Em entrevista à CNN, Patrus disse que o Estado irá exigir constantemente que a empresa cumpra as exigências previstas em contrato, como direitos trabalhistas e respeito ao meio ambiente, mas afirmou que não pretende entrar em uma disputa pela desprivatização.
“Com relação à Copasa, penso que não foi uma coisa boa, mas ela está privatizada e não vamos entrar em briga. Mas não penso em voltar a Copasa para o Estado, porque acredito que seria um processo muito complicado, a menos que ela não garanta o acesso à água e ao saneamento básico”, disse.
“Caso não cumpra, aí vamos considerar e também vamos ouvir os poderes constituídos do estado para escolher o melhor caminho”, completou.
Quanto às outras empresas, o ex-prefeito de Belo Horizonte afastou a possibilidade de privatização, principalmente daquelas que atuam em serviços essenciais.
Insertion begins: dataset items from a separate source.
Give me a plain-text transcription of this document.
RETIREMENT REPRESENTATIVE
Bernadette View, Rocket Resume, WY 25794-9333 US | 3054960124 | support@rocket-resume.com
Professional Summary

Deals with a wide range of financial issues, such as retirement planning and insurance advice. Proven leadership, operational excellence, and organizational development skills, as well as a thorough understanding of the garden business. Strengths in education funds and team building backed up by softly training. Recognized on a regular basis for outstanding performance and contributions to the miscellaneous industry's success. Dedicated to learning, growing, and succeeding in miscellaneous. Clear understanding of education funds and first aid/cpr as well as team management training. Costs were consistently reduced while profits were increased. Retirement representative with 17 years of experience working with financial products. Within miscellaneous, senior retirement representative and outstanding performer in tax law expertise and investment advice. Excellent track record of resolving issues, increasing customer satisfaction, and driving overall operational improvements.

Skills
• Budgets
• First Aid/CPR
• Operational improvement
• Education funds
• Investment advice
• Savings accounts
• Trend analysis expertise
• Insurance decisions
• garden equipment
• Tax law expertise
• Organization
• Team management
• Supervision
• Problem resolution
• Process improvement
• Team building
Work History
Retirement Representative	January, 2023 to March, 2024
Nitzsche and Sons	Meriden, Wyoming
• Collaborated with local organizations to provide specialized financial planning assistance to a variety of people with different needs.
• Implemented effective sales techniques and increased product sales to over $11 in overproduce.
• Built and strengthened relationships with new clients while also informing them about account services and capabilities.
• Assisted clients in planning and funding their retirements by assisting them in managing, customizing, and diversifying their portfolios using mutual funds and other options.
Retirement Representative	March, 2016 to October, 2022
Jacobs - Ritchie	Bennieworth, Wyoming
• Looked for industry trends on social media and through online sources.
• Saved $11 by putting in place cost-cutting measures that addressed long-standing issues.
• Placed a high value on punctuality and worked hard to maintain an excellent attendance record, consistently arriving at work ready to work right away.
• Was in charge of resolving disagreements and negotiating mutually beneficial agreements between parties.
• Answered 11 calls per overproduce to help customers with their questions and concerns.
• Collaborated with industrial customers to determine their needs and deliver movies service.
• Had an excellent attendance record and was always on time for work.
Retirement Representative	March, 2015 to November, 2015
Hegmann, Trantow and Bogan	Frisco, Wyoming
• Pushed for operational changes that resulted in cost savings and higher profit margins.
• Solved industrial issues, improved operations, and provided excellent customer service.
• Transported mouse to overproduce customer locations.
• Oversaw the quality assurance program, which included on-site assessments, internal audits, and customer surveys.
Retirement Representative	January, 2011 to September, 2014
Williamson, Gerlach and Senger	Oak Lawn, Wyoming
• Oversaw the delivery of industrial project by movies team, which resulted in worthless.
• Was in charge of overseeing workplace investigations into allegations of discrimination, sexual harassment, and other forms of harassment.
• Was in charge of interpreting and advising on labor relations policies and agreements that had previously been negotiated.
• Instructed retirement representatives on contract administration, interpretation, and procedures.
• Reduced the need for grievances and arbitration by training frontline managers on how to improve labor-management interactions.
“As empresas que ainda são estatais, principalmente a Cemig, nós não vamos privatizar. Eu não sou defensor de que o Estado tem que estar presente em tudo, mas que ele tem que ter presença em algumas áreas, como saúde e educação e, sobretudo, em políticas fundamentais”, disse.
“A Cemig leva luz para as casas, escolas, hospitais. A luz é um bem público e fundamental na vida das pessoas, então vamos preservar”, concluiu.